A selection of the latest European HR news from the Federation of European Employers (FedEE).
Germany: Data protection amendments come into force
A number of important amendments to Germany's Federal Data Protection Act came into force on 1 September (MAJ 2009/14). From now on companies will be required to notify the appropriate data protection authority whenever there is a comprehensive breach of sensitive, confidential, financial, customer or criminal data. For certain serious breaches it is also necessary to publish a public notice in the press.
The revised law lists a number of matters that must be included in contracts between companies and external data processors. These include the security safeguards that will be applied, subcontracting rights and the return of storage media and its disposal.
Data on employees may now only be collected for decision-making purposes connected with the establishment, maintenance or termination of an employment relationship. If an employer wishes to collect personal data because of suspicion that a criminal offence may have been (or will be) committed it is necessary to have documentary evidence to back up the suspicion and the method of detection must be both appropriate and proportionate to the nature of the possible offence. It is also likely that the courts will apply such criteria when considering the legality of certain types of employee screening activity.
The penalties for violation of the Data Protection Act have also been increased from EUR 25,000 to EUR 50,000 per violation and from EUR 250,000 to EUR 300,000 for serious violations.
The EU Council has finally agreed to authorise the implementation of EU Regulation 883/2004 on the social security coverage of migrant workers.
This measure is now expected to come into effect on the March 1st 2010 and will not only simplify, but also make more cost-efficient the current provisions relating to migrant workers (EU Regulation 1408/71).

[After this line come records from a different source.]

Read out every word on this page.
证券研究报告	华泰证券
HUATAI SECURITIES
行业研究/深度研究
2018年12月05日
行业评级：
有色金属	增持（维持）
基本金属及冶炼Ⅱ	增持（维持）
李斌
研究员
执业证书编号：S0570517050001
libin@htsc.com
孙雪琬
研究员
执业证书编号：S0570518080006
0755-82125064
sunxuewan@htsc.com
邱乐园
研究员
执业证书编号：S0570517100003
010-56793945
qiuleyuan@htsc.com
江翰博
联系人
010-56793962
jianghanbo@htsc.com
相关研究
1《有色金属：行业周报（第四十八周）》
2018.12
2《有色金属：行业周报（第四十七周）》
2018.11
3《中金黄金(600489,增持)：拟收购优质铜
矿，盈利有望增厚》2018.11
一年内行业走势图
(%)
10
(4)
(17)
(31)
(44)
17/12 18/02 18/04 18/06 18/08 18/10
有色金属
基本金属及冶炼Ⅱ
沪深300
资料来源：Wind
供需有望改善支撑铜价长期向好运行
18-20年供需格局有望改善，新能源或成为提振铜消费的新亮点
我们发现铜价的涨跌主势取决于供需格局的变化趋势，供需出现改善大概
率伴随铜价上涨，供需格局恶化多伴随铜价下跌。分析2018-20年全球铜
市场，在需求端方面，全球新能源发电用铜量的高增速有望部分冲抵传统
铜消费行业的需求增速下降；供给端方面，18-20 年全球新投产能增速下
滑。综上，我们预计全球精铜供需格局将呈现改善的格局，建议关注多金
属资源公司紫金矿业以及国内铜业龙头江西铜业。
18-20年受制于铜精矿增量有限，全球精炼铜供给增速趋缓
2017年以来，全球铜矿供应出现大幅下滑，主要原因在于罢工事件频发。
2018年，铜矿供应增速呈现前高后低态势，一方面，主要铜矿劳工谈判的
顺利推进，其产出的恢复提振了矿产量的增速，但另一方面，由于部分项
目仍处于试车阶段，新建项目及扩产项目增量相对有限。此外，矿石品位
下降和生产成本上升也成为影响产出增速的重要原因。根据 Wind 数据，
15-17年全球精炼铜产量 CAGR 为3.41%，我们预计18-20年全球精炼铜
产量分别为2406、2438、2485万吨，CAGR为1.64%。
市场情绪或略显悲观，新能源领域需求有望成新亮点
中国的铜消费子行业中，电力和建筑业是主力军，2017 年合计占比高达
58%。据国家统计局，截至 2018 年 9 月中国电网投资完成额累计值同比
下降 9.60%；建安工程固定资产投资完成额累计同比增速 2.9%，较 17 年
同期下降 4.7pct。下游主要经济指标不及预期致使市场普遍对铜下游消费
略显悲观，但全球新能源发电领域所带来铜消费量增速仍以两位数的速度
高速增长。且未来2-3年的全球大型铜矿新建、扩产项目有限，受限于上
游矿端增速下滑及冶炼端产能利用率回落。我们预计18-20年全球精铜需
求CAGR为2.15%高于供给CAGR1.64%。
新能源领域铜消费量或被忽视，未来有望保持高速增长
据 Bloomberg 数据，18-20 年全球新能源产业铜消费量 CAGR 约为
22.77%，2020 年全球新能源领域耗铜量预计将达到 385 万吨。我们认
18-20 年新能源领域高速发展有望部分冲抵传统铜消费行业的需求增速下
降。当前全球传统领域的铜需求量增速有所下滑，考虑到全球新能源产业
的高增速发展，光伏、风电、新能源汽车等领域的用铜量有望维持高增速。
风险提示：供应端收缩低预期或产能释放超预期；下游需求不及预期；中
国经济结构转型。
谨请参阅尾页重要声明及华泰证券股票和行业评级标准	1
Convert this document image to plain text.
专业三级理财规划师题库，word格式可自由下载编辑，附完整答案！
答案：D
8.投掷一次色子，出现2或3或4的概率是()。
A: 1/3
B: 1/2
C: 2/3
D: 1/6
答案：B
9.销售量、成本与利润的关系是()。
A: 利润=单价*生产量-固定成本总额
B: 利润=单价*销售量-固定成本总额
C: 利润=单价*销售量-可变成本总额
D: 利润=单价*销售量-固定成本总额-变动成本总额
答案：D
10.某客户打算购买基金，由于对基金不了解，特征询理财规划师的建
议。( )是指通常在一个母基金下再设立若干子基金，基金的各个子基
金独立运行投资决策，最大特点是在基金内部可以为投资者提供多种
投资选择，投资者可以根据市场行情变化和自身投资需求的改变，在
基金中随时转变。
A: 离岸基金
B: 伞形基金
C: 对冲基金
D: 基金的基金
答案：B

The new regulation will extend the period of time from 12 months to 24 months that an employee who has been posted to work in another country may pay social security to their country of residence (home country) so long as their employer conducts a substantial part of their business in the sending country. Further to this, when employees work for the same employer in one or more countries in addition to their home country they will be required to spend a 'substantial' period, being at least 25 percent of their time (or salary receipts), in their home country to continue paying social security contributions to their home country.